Trabalhando na Justiça,
fiz o curso de Direito pela UFMG, o que me possibilitou assumir o cargo de
oficial de justiça, para o qual havia feito concurso já próximo do fim do curso
de Direito. Assim, pude pagar escolas privadas para a minha filha,
do maternal ao curso superior.
Agora pensemos numa
história hipotética, essa da privatização da educação. Imaginemos que isso
tivesse sido feito desde os dias da ditadura.
Como meus pais não
tinham condições de pagar mensalidades escolares, eu poderia ter continuado
vivendo na agricultura, plantando e colhendo ano a ano, sendo hoje mais um
analfabeto, sem renda para pagar os altos tributos que vim a pagar ao me tornar
um funcionário público bem remunerado, e as escolas
privadas teriam deixado de ganhar uma boa soma de dinheiro que receberam com a
educação da minha filha.
Agora multipliquemos isso por milhões.
Pensando em milhões de pessoas no meu lugar, podemos ver que, sem as precárias
escolas públicas, as próprias escolas privadas de hoje estariam sem mercado, sem
demanda de
serviço; milhões de pessoas que hoje são bons contribuintes poderiam estar na
miséria, em um país muito mais pobre. Usando bem o raciocínio lógico,
podemos imaginar a tragédia que será se conseguirem privatizar toda a educação.

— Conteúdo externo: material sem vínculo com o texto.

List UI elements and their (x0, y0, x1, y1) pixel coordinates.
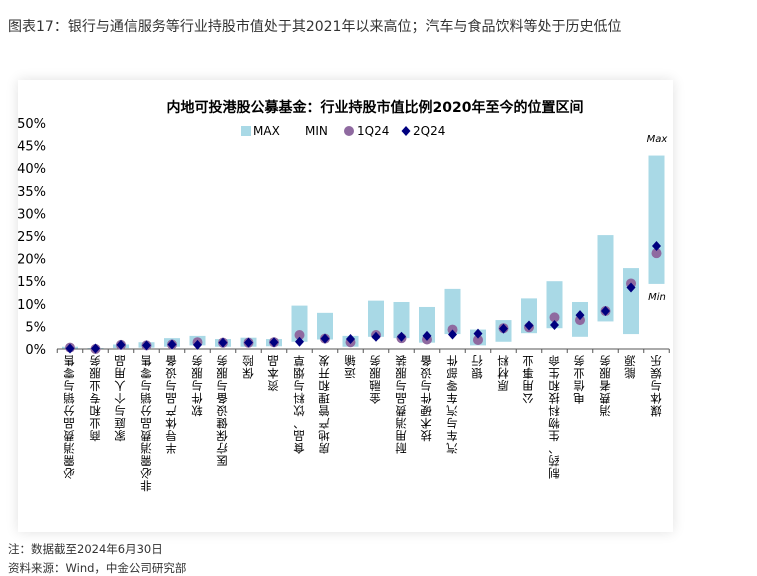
y-tick-label: 15% (17, 275, 46, 290)
marker-2q24 (269, 337, 279, 348)
marker-2q24 (524, 320, 534, 331)
x-tick-label: 消费者服务 (597, 354, 612, 417)
x-tick-label: 金融服务 (368, 354, 382, 404)
marker-2q24 (116, 339, 126, 350)
legend: MAX MIN 1Q24 2Q24 (241, 124, 445, 138)
legend-2q24-marker (401, 126, 411, 136)
x-tick-label: 汽车与汽车零部件 (444, 354, 459, 454)
x-tick-label: 医疗保健设备与服务 (215, 354, 229, 467)
range-bar (623, 268, 639, 335)
marker-2q24 (652, 240, 661, 251)
marker-2q24 (193, 339, 202, 350)
marker-2q24 (448, 329, 457, 340)
chart-card (18, 80, 673, 532)
range-bar (393, 301, 410, 339)
y-tick-label: 50% (17, 117, 46, 132)
y-tick-label: 10% (17, 298, 46, 313)
x-tick-label: 能源 (623, 354, 637, 379)
range-bar (597, 235, 614, 322)
legend-1q24-label: 1Q24 (357, 124, 389, 138)
y-tick-label: 20% (17, 253, 46, 268)
x-tick-label: 半导体产品与设备 (164, 354, 178, 454)
range-bar (648, 155, 665, 284)
y-tick-label: 40% (17, 162, 46, 177)
y-tick-label: 35% (17, 185, 46, 200)
y-tick-label: 45% (17, 140, 46, 155)
x-tick-label: 原材料 (495, 354, 510, 392)
chart-title: 内地可投港股公募基金：行业持股市值比例2020年至今的位置区间 (167, 99, 584, 116)
marker-2q24 (320, 333, 330, 344)
figure-title: 图表17：银行与通信服务等行业持股市值处于其2021年以来高位；汽车与食品饮料等… (8, 19, 622, 35)
marker-2q24 (550, 320, 559, 331)
marker-2q24 (601, 306, 610, 317)
marker-1q24 (294, 329, 305, 340)
range-bar (444, 288, 461, 335)
x-tick-label: 家庭与个人用品 (113, 354, 127, 442)
marker-2q24 (167, 339, 177, 350)
legend-2q24-label: 2Q24 (413, 124, 445, 138)
range-bar (368, 300, 384, 337)
x-tick-label: 技术硬件与设备 (419, 354, 433, 442)
legend-max-label: MAX (253, 124, 280, 138)
marker-2q24 (65, 343, 75, 354)
legend-max-swatch (241, 126, 251, 136)
x-tick-label: 房地产管理和开发 (317, 354, 331, 454)
marker-2q24 (91, 343, 100, 354)
max-annotation: Max (647, 134, 668, 145)
x-tick-label: 银行 (470, 354, 484, 379)
x-tick-label: 资本品 (266, 354, 280, 392)
x-tick-label: 保险 (240, 354, 255, 379)
x-tick-label: 耐用消费品与服装 (393, 354, 408, 454)
marker-2q24 (473, 328, 483, 339)
marker-2q24 (371, 331, 381, 342)
note-date: 注：数据截至2024年6月30日 (8, 542, 163, 556)
marker-2q24 (397, 331, 406, 342)
x-tick-label: 电信业务 (572, 354, 586, 404)
range-bar (419, 306, 435, 343)
x-tick-label: 食品、饮料与烟草 (291, 354, 306, 454)
x-tick-label: 商业和专业服务 (87, 354, 102, 442)
marker-2q24 (422, 330, 432, 341)
y-tick-label: 25% (17, 230, 46, 245)
marker-2q24 (244, 337, 253, 348)
x-tick-label: 运输 (342, 354, 357, 379)
marker-1q24 (473, 334, 483, 345)
marker-2q24 (626, 282, 636, 293)
marker-2q24 (142, 340, 151, 351)
x-tick-label: 软件与服务 (189, 354, 204, 417)
x-tick-label: 媒体与娱乐 (648, 354, 663, 417)
legend-1q24-marker (344, 126, 354, 136)
y-tick-label: 0% (25, 343, 46, 358)
marker-2q24 (575, 310, 585, 321)
marker-1q24 (549, 312, 560, 323)
y-tick-label: 5% (25, 320, 46, 335)
x-tick-label: 制药、生物科技和生命 (546, 354, 561, 479)
y-tick-label: 30% (17, 207, 46, 222)
x-tick-label: 必需消费品分销与零售 (62, 354, 76, 479)
range-bar (317, 312, 333, 340)
marker-2q24 (218, 337, 228, 348)
marker-2q24 (295, 336, 304, 347)
marker-2q24 (346, 334, 355, 345)
x-tick-label: 公用事业 (521, 354, 535, 404)
x-tick-label: 非必需消费品分销与零售 (138, 354, 153, 492)
min-annotation: Min (648, 292, 666, 303)
legend-min-label: MIN (305, 124, 328, 138)
marker-1q24 (651, 248, 662, 259)
marker-2q24 (499, 323, 508, 334)
note-source: 资料来源：Wind，中金公司研究部 (8, 561, 187, 575)
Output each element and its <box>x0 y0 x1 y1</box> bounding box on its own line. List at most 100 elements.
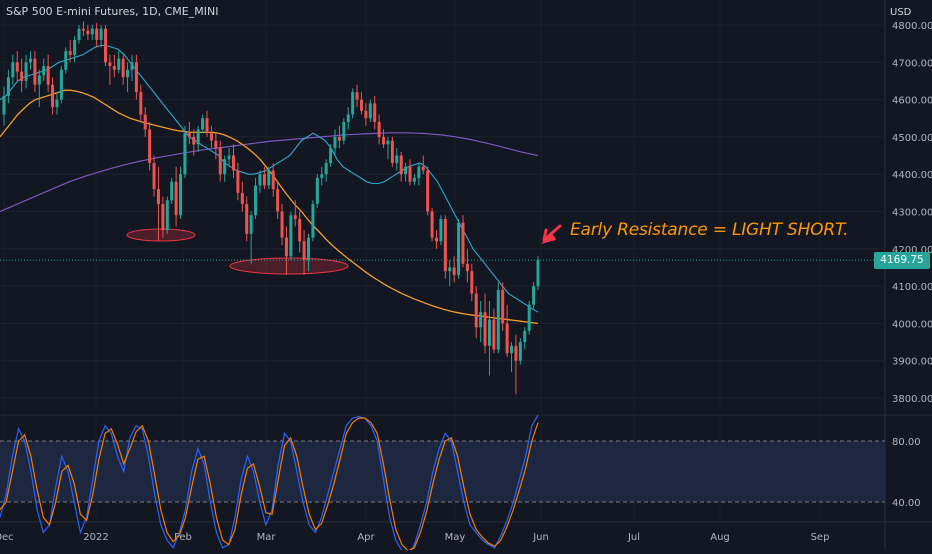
candle-body <box>223 159 227 175</box>
candle-body <box>99 28 103 40</box>
candle-body <box>81 28 85 31</box>
ma-mid-line <box>0 89 539 325</box>
candle-body <box>68 51 72 55</box>
candle-body <box>77 28 81 40</box>
candle-body <box>474 293 478 328</box>
candle-body <box>196 129 200 145</box>
candle-body <box>452 267 456 275</box>
candle-body <box>408 166 412 182</box>
candle-body <box>324 163 328 175</box>
time-axis-label: Feb <box>174 532 192 543</box>
time-axis-label: Mar <box>257 532 277 543</box>
candle-body <box>245 204 249 234</box>
candle-body <box>209 133 213 141</box>
candle-body <box>254 185 258 216</box>
annotation-arrow-head <box>541 232 556 244</box>
candle-body <box>342 121 346 141</box>
candle-body <box>73 39 77 55</box>
candle-body <box>165 200 169 231</box>
candle-body <box>161 204 165 231</box>
candle-body <box>395 155 399 164</box>
time-axis-label: Dec <box>0 532 14 543</box>
candle-body <box>404 166 408 175</box>
candle-body <box>298 218 302 242</box>
candle-body <box>505 323 509 354</box>
price-tick-label: 4500.00 <box>892 133 932 144</box>
candle-body <box>276 189 280 212</box>
currency-label: USD <box>890 7 912 18</box>
candle-body <box>64 51 68 70</box>
price-tick-label: 4000.00 <box>892 319 932 330</box>
candle-body <box>214 140 218 149</box>
candle-body <box>448 267 452 272</box>
candle-body <box>218 148 222 175</box>
candle-body <box>412 177 416 182</box>
candle-body <box>311 204 315 238</box>
candle-body <box>351 92 355 115</box>
candle-body <box>249 215 253 234</box>
candle-body <box>465 263 469 272</box>
candle-body <box>355 92 359 100</box>
candle-body <box>55 99 59 108</box>
candle-body <box>346 114 350 122</box>
ma-slow-line <box>0 132 539 213</box>
time-axis-label: Sep <box>811 532 830 543</box>
candle-body <box>337 136 341 141</box>
time-axis-label: Jul <box>627 532 640 543</box>
candle-body <box>156 189 160 205</box>
candle-body <box>280 211 284 238</box>
time-axis-label: May <box>445 532 466 543</box>
candle-body <box>377 121 381 137</box>
candle-body <box>532 286 536 305</box>
candle-body <box>479 312 483 328</box>
candle-body <box>148 129 152 164</box>
candle-body <box>240 192 244 205</box>
price-tick-label: 3800.00 <box>892 394 932 405</box>
candle-body <box>271 170 275 190</box>
candle-body <box>258 174 262 186</box>
candle-body <box>293 215 297 219</box>
candle-body <box>46 66 50 85</box>
time-axis-label: Apr <box>357 532 375 543</box>
price-tick-label: 4600.00 <box>892 96 932 107</box>
candle-body <box>443 218 447 272</box>
candle-body <box>302 241 306 260</box>
candle-body <box>359 99 363 111</box>
candle-body <box>117 58 121 70</box>
candle-body <box>527 304 531 331</box>
price-tick-label: 4700.00 <box>892 58 932 69</box>
time-axis-label: 2022 <box>83 532 108 543</box>
price-tick-label: 4400.00 <box>892 170 932 181</box>
candle-body <box>368 103 372 119</box>
candle-body <box>487 319 491 346</box>
candle-body <box>126 69 130 78</box>
candle-body <box>417 166 421 178</box>
candle-body <box>179 174 183 216</box>
price-tick-label: 4100.00 <box>892 282 932 293</box>
candle-body <box>470 271 474 294</box>
stoch-d-line <box>0 417 539 552</box>
candle-body <box>86 30 90 35</box>
candle-body <box>192 136 196 145</box>
candle-body <box>382 136 386 145</box>
candle-body <box>390 140 394 164</box>
candle-body <box>289 215 293 257</box>
candle-body <box>121 58 125 78</box>
candle-body <box>373 103 377 122</box>
candle-body <box>90 28 94 35</box>
candle-body <box>33 58 37 85</box>
candle-body <box>227 155 231 160</box>
candle-body <box>267 170 271 186</box>
candle-body <box>426 170 430 212</box>
candle-body <box>42 66 46 76</box>
oscillator-tick-label: 80.00 <box>892 437 921 448</box>
annotation-text: Early Resistance = LIGHT SHORT. <box>570 220 849 240</box>
candle-body <box>231 155 235 171</box>
candle-body <box>24 62 28 81</box>
candle-body <box>108 62 112 67</box>
candle-body <box>59 69 63 100</box>
candle-body <box>37 75 41 85</box>
candle-body <box>518 342 522 361</box>
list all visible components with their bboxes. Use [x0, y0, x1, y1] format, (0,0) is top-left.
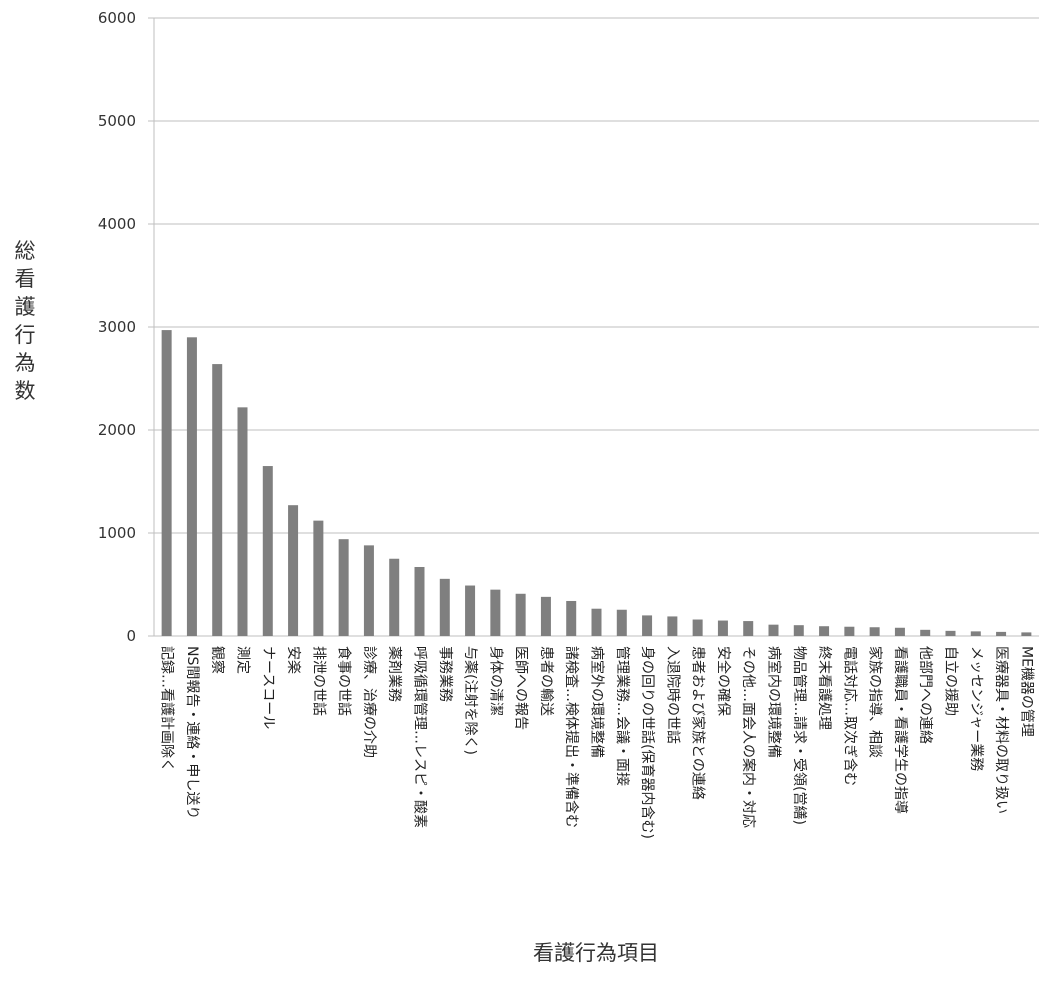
- category-label: 患者の輸送: [538, 646, 554, 716]
- y-axis-title: 総看護行為数: [15, 239, 36, 403]
- category-label: 家族の指導、相談: [867, 646, 884, 758]
- bar: [262, 466, 273, 636]
- bar: [465, 585, 476, 636]
- category-label: 諸検査…検体提出・準備含む: [563, 646, 579, 828]
- category-label: 電話対応…取次ぎ含む: [841, 646, 858, 786]
- bar: [869, 627, 880, 636]
- y-tick-label: 5000: [98, 112, 136, 130]
- bar: [212, 364, 223, 636]
- category-label: NS間報告・連絡・申し送り: [184, 646, 200, 819]
- bar: [793, 625, 804, 636]
- bar: [591, 608, 602, 636]
- category-label: 記録…看護計画除く: [159, 646, 176, 772]
- category-label: 患者および家族との連絡: [690, 646, 707, 800]
- bar: [717, 620, 728, 636]
- category-label: 事務業務: [437, 646, 453, 702]
- bar: [743, 621, 754, 636]
- x-axis-title: 看護行為項目: [533, 941, 659, 965]
- bar: [186, 337, 197, 636]
- category-label: 医師への報告: [513, 646, 529, 730]
- category-label: 呼吸循環管理…レスピ・酸素: [412, 646, 428, 828]
- bar: [389, 558, 400, 636]
- bar: [996, 631, 1007, 636]
- y-tick-label: 2000: [98, 421, 136, 439]
- bar: [566, 600, 577, 636]
- category-label: 身の回りの世話(保育器内含む): [639, 646, 656, 839]
- bar: [894, 627, 905, 636]
- category-label: 自立の援助: [943, 646, 959, 716]
- bar: [970, 631, 981, 636]
- bar: [540, 596, 551, 636]
- category-label: 安全の確保: [715, 646, 732, 716]
- category-label: 薬剤業務: [386, 646, 402, 702]
- bar: [490, 589, 501, 636]
- bar: [414, 566, 425, 636]
- category-label: 終末看護処理: [816, 646, 832, 730]
- y-axis-title-text: 総看護行為数: [15, 239, 36, 403]
- bar: [945, 630, 956, 636]
- bars: [161, 330, 1032, 636]
- category-label: 食事の世話: [336, 646, 353, 716]
- bar: [920, 629, 931, 636]
- bar: [844, 626, 855, 636]
- y-tick-label: 6000: [98, 9, 136, 27]
- bar: [819, 626, 830, 636]
- bar: [515, 593, 526, 636]
- bar: [1021, 632, 1032, 636]
- category-label: メッセンジャー業務: [968, 646, 984, 771]
- category-label: 安楽: [285, 646, 301, 674]
- gridlines: [148, 17, 1039, 534]
- category-label: 観察: [209, 646, 226, 674]
- bar: [439, 578, 450, 636]
- category-label: 医療器具・材料の取り扱い: [993, 646, 1010, 814]
- bar: [692, 619, 703, 636]
- bar: [616, 609, 627, 636]
- category-label: ナースコール: [260, 646, 276, 729]
- category-label: 病室外の環境整備: [589, 646, 606, 758]
- category-label: 管理業務…会議・面接: [614, 646, 631, 786]
- y-tick-label: 4000: [98, 215, 136, 233]
- category-label: 測定: [235, 646, 251, 674]
- category-label: 病室内の環境整備: [766, 646, 783, 758]
- y-tick-label: 3000: [98, 318, 136, 336]
- category-label: その他…面会人の案内・対応: [740, 646, 757, 828]
- y-axis-ticks: 0 1000 2000 3000 4000 5000 6000: [98, 9, 136, 645]
- bar: [288, 505, 299, 636]
- category-label: 身体の清潔: [487, 646, 503, 716]
- bar: [768, 624, 779, 636]
- y-tick-label: 0: [126, 627, 136, 645]
- category-label: 看護職員・看護学生の指導: [892, 646, 908, 814]
- y-tick-label: 1000: [98, 524, 136, 542]
- category-label: 診療、治療の介助: [361, 646, 378, 758]
- bar: [338, 539, 349, 636]
- category-label: 他部門への連絡: [917, 646, 933, 744]
- bar: [642, 615, 653, 636]
- category-label: ME機器の管理: [1018, 646, 1034, 737]
- bar: [667, 616, 678, 636]
- category-label: 入退院時の世話: [664, 646, 681, 744]
- category-label: 物品管理…請求・受領(営繕): [791, 646, 808, 825]
- bar: [363, 545, 374, 636]
- category-labels: 記録…看護計画除く NS間報告・連絡・申し送り 観察 測定 ナースコール 安楽 排泄の世話食…: [159, 646, 1035, 839]
- category-label: 与薬(注射を除く): [462, 646, 478, 755]
- bar: [161, 330, 172, 636]
- bar: [237, 407, 248, 636]
- category-label: 排泄の世話: [310, 646, 327, 716]
- bar: [313, 520, 324, 636]
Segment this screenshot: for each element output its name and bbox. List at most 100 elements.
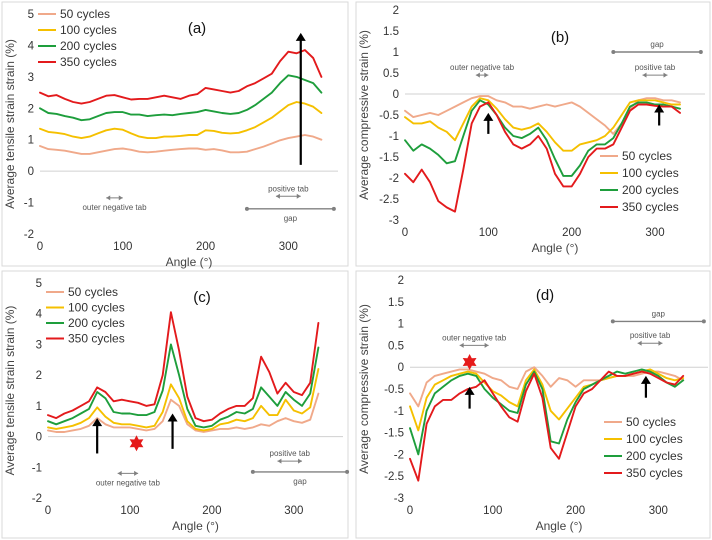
x-tick-label: 300: [284, 505, 303, 517]
y-tick-label: -2: [32, 493, 42, 505]
x-tick-label: 300: [645, 227, 664, 239]
y-axis-label: Average compressive strain (%): [357, 30, 371, 200]
tab-range-arrowhead: [642, 72, 647, 78]
y-tick-label: 2: [393, 5, 399, 17]
arrow-icon: [92, 418, 103, 454]
tab-range-arrowhead: [298, 458, 303, 464]
x-tick-label: 300: [649, 505, 668, 517]
tab-annotation: positive tab: [268, 184, 309, 199]
series-line-100-cycles: [404, 97, 681, 152]
tab-range-arrowhead: [637, 340, 642, 346]
tab-range-end: [250, 469, 255, 474]
tab-range-end: [698, 50, 703, 54]
x-tick-label: 100: [483, 505, 502, 517]
y-axis-label: Average compressive strain (%): [357, 304, 371, 474]
tab-annotation: outer negative tab: [450, 63, 515, 78]
arrow-icon: [640, 375, 651, 398]
x-tick-label: 200: [196, 241, 215, 253]
tab-annotation: positive tab: [630, 331, 671, 346]
tab-range-arrowhead: [275, 193, 280, 199]
series-line-100-cycles: [39, 101, 323, 140]
arrow-icon: [464, 386, 475, 409]
tab-annotation-label: gap: [284, 214, 298, 223]
tab-annotation: gap: [244, 206, 336, 223]
series-line-200-cycles: [404, 99, 681, 177]
tab-annotation-label: gap: [652, 309, 666, 318]
y-tick-label: -0.5: [379, 110, 399, 122]
tab-annotation-label: positive tab: [270, 449, 311, 458]
x-tick-label: 0: [402, 227, 408, 239]
legend-entry: 200 cycles: [68, 316, 125, 330]
tab-annotation-label: outer negative tab: [442, 333, 507, 342]
y-tick-label: 1: [393, 47, 399, 59]
y-axis-label: Average tensile strain strain (%): [3, 306, 17, 476]
y-tick-label: -2: [389, 173, 399, 185]
tab-range-arrowhead: [106, 195, 111, 201]
tab-range-arrowhead: [118, 195, 123, 201]
x-tick-label: 0: [37, 241, 43, 253]
x-tick-label: 200: [566, 505, 585, 517]
y-tick-label: 0: [393, 89, 399, 101]
tab-range-arrowhead: [658, 340, 663, 346]
panel-label: (c): [193, 289, 211, 306]
y-tick-label: 0: [28, 166, 34, 178]
series-line-350-cycles: [404, 101, 681, 213]
y-tick-label: -1: [24, 198, 34, 210]
tab-annotation-label: positive tab: [268, 184, 309, 193]
y-tick-label: -3: [389, 215, 399, 227]
tab-range-end: [701, 319, 706, 324]
panel-label: (b): [551, 29, 569, 46]
tab-annotation-label: gap: [650, 40, 664, 49]
star-icon: [129, 435, 144, 452]
y-tick-label: -2: [394, 449, 404, 461]
y-tick-label: 5: [28, 9, 34, 21]
panel-label: (d): [536, 287, 554, 304]
tab-annotation-label: positive tab: [630, 331, 671, 340]
arrow-head: [483, 112, 494, 121]
x-axis-label: Angle (°): [536, 519, 583, 533]
tab-range-end: [244, 206, 249, 211]
x-axis-label: Angle (°): [166, 255, 213, 269]
y-tick-label: 4: [28, 40, 35, 52]
legend-entry: 200 cycles: [626, 449, 683, 463]
star-icon: [462, 354, 477, 370]
panel-frame: [355, 1, 711, 267]
arrow-head: [640, 375, 651, 384]
panel-label: (a): [188, 20, 206, 37]
panel-frame: [1, 1, 349, 267]
y-tick-label: 2: [36, 370, 42, 382]
y-tick-label: 1: [398, 319, 404, 331]
tab-range-arrowhead: [134, 470, 139, 476]
tab-annotation: outer negative tab: [442, 333, 507, 348]
y-tick-label: 3: [28, 72, 34, 84]
tab-range-arrowhead: [277, 458, 282, 464]
tab-annotation: outer negative tab: [82, 195, 147, 212]
x-axis-label: Angle (°): [172, 519, 219, 533]
panel-frame: [355, 270, 711, 539]
y-tick-label: -0.5: [384, 384, 404, 396]
legend-entry: 200 cycles: [622, 183, 679, 197]
tab-range-end: [611, 50, 616, 54]
legend-entry: 50 cycles: [60, 7, 110, 21]
arrow-head: [654, 104, 665, 113]
arrow-icon: [295, 32, 306, 165]
tab-range-arrowhead: [117, 470, 122, 476]
panel-2: -3 -2.5 -2 -1.5 -1 -0.5 0 0.5 1 1.5 2 0 100 200 300 Ang…: [355, 1, 711, 267]
series-line-200-cycles: [47, 343, 320, 429]
y-tick-label: 2: [28, 103, 34, 115]
tab-annotation: outer negative tab: [96, 470, 160, 487]
tab-range-end: [331, 206, 336, 211]
panel-1: -2 -1 0 1 2 3 4 5 0 100 200 300 Angle (°) Average ten…: [1, 1, 349, 269]
y-tick-label: 0: [36, 432, 42, 444]
tab-annotation-label: positive tab: [635, 63, 676, 72]
tab-annotation-label: outer negative tab: [82, 203, 147, 212]
tab-annotation: positive tab: [635, 63, 676, 78]
tab-annotation: positive tab: [270, 449, 311, 464]
y-tick-label: -1.5: [384, 428, 404, 440]
series-line-350-cycles: [47, 311, 320, 423]
series-line-200-cycles: [409, 368, 685, 456]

Agora, imaginem quão devastador seria privatizar também a saúde!
Educação não é mercadoria! Pelo menos,
não deveria ser, como está se tornando hoje. Sem investir na educação, o país,
que já tem um baixo IDH, estará fadado a ter um povo miserável, e, um dia, os
ricos que aproveitarem agora a onda neoliberal já vão estar em dificuldade
também; pois um povo miserável não prestará para sustentar os seus lucros.